As she put the lawn mower away she was aware of a presence leaning against her car in the garage.

‘You remember me, Mrs A, don’t you?’ said a voice, with threat and lots of Oxfordshire threaded into it.

He was thickset, wearing tight jeans and mahogany Doc Martens. His T-shirt was stretched over slabs and ridges of muscle and clasped his biceps, which had a thick worm of a vein over them.

‘Gary Brock, Mrs A.’

‘You’ve been let out early, Gary.’

‘Been on my best behaviour, ‘aven’ I, Mrs A?’

‘You’ve been weight training too, haven’t you, Gary?’

‘Yair, I ‘ave. You know why, Mrs A?’

‘I expect being locked up’s a bit boring, isn’t it?’

‘Not to start with, it isn’t, no.’

‘Why’s that?’

‘Because everyone wants to fuck a new arse, Mrs A.’

Silence.

‘What are you doing here, Gary?’

‘Just telling you what it’s like inside, Mrs A.’

‘You didn’t got to jail because you stole my lawn mower, Gary.’

‘You were quick to get up in that box against me though, weren’ ya?’

She made for the door. Gary blocked her way. She was scared now. Rubio and Venetia were away and Gary would know that. The garage was hidden from the road at the back of the house. This was what happened, she thought, you survive the worst possible scenarios without a scratch only to be assaulted by a teenage lout in your garage at home on a summer’s afternoon.

‘What do you want, Gary?’ she asked, angry now.

Gary’s head suddenly twitched. Footsteps on the gravel drive. He stepped back to look. A tall male figure stood in the garage door, silhouetted against the bright light outside.

‘Well…what
do
you want?’ the man asked Gary in accented English.

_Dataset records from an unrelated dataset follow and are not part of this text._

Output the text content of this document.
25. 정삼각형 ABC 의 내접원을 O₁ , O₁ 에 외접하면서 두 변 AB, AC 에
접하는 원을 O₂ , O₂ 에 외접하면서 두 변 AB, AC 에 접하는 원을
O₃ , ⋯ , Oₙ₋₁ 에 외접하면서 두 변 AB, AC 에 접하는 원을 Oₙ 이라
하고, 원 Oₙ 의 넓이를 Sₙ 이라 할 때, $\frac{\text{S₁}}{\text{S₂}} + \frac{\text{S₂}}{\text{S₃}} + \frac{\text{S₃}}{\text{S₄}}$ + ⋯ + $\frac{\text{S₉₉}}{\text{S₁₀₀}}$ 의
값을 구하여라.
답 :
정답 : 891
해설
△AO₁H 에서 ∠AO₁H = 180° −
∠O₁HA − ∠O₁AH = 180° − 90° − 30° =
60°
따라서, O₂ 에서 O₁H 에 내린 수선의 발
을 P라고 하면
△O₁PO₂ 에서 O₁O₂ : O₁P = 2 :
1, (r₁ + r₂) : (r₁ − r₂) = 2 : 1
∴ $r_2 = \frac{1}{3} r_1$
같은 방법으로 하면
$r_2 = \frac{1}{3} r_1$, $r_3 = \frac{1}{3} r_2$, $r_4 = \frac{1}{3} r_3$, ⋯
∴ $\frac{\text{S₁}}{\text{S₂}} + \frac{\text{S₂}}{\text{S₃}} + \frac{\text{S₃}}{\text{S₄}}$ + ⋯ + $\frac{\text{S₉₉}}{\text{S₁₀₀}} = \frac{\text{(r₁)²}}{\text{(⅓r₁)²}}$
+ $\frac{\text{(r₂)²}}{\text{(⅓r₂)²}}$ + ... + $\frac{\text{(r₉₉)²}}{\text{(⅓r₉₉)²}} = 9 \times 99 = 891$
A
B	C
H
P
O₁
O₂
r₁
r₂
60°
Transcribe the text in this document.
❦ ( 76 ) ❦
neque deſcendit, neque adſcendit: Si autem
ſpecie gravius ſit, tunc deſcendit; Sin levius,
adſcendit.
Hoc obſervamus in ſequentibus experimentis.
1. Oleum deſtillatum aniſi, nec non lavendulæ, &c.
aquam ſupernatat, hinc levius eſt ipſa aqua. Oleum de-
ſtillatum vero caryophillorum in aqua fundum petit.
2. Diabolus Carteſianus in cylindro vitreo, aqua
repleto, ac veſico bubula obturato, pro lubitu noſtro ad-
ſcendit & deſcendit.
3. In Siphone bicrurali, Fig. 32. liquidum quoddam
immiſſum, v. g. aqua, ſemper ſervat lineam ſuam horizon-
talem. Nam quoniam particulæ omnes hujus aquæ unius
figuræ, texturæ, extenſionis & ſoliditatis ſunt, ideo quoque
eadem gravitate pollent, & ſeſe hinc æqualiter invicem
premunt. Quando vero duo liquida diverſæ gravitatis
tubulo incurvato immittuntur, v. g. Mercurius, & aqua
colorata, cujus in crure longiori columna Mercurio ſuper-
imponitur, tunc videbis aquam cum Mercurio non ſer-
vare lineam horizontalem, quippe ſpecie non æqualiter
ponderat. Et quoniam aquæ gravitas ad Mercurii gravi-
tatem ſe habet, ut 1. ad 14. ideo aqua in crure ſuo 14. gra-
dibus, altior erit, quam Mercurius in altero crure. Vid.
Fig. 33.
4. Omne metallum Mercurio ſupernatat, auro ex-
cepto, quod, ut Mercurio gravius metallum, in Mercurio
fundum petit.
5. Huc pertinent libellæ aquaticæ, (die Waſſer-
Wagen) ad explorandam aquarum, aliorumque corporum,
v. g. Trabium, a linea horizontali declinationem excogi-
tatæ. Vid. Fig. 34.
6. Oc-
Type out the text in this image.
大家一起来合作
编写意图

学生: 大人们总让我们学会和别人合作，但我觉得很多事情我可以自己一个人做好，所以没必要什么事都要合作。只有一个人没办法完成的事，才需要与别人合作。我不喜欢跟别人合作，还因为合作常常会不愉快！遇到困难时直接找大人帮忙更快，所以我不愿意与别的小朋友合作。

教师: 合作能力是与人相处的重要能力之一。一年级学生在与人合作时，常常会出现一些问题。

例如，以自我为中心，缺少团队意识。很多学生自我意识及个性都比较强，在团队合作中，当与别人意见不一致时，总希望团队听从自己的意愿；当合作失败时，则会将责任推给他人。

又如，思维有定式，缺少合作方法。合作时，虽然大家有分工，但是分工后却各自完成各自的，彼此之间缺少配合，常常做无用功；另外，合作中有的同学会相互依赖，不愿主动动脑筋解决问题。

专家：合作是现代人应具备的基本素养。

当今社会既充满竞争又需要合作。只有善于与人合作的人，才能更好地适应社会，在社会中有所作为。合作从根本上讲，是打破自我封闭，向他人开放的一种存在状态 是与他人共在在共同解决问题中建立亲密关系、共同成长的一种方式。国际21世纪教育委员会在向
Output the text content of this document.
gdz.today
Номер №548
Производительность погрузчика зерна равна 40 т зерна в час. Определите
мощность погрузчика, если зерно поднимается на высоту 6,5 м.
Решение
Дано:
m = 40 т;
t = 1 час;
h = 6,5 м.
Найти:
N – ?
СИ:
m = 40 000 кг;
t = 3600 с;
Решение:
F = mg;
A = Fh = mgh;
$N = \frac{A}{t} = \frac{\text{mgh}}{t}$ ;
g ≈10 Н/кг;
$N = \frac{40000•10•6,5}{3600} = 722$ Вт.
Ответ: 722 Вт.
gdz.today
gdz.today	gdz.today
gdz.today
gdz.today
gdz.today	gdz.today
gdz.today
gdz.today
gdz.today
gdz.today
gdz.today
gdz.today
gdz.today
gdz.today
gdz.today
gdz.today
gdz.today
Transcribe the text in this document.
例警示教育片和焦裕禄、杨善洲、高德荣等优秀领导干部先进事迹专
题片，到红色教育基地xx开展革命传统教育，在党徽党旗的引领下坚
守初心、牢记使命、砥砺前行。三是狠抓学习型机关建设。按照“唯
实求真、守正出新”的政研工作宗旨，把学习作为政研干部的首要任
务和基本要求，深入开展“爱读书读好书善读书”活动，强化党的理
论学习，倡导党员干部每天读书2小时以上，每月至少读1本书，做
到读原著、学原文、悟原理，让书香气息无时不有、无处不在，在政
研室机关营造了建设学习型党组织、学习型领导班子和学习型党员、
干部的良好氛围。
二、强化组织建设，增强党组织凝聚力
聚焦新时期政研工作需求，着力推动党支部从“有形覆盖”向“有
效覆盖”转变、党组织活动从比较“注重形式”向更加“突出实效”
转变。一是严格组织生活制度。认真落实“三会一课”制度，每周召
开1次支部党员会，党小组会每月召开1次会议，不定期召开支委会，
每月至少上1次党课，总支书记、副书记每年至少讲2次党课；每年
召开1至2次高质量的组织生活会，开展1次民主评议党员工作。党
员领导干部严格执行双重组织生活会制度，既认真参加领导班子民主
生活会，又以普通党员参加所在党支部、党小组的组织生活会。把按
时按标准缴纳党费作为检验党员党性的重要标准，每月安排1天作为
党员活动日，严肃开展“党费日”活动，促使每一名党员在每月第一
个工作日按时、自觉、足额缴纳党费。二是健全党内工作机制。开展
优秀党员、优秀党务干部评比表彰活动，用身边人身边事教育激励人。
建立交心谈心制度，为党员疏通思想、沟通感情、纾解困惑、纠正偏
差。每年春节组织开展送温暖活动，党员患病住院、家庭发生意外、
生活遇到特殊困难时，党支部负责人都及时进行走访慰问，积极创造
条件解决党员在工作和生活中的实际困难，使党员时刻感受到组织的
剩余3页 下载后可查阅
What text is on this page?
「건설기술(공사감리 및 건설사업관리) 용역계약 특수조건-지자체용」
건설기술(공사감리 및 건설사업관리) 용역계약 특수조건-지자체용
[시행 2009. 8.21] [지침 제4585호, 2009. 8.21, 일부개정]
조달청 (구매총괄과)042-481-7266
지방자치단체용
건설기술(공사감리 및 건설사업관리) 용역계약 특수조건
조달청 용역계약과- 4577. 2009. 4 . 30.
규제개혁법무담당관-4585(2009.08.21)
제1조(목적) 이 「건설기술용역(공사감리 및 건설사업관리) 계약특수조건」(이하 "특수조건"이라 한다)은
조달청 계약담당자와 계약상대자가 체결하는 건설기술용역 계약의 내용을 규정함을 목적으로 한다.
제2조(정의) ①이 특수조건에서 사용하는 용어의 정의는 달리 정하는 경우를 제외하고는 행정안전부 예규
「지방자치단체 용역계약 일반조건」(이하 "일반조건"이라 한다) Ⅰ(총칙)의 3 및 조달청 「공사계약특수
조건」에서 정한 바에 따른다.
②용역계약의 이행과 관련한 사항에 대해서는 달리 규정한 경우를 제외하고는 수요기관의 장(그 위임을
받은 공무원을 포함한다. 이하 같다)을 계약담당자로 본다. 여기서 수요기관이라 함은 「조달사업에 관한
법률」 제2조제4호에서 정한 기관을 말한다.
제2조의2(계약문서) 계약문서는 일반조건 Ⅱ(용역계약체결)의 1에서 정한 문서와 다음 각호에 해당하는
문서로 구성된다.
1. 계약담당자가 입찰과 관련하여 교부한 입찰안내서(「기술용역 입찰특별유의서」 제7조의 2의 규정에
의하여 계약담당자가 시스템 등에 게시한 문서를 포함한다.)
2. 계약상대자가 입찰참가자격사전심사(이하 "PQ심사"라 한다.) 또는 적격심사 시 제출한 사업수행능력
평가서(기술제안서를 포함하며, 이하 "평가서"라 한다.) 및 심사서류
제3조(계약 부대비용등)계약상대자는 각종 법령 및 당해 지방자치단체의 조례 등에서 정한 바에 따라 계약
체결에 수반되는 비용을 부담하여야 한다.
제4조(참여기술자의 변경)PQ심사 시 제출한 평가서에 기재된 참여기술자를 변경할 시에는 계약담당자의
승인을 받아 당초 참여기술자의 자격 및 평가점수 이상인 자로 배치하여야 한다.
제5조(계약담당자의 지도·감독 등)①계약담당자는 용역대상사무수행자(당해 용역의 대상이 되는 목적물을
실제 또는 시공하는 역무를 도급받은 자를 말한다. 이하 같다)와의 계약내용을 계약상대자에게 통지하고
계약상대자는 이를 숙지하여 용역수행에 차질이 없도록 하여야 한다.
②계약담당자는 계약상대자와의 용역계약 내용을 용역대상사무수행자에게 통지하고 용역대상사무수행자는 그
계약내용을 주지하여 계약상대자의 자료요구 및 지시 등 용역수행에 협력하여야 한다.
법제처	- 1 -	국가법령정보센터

She knew that voice. Gary lumbered over. Andrea moved into the light, made a negative sign with her hand.

‘What
are
you doing here?’ Voss asked, in a voice that had known men a lot worse than Gary. Voss put the terrible side of his face up to him. Gary pulled back from the power of such damage. A man, even in his seventies, who looked like that, who could walk around like that, had his own strength.

‘I came to say hello to Mrs A, that’s all,’ he said, edging around Voss. ‘Been away, I ‘ave.’

Gary moved off, trying to look light and unselfconscious. Voss put an arm around her shoulders, gripped her tight.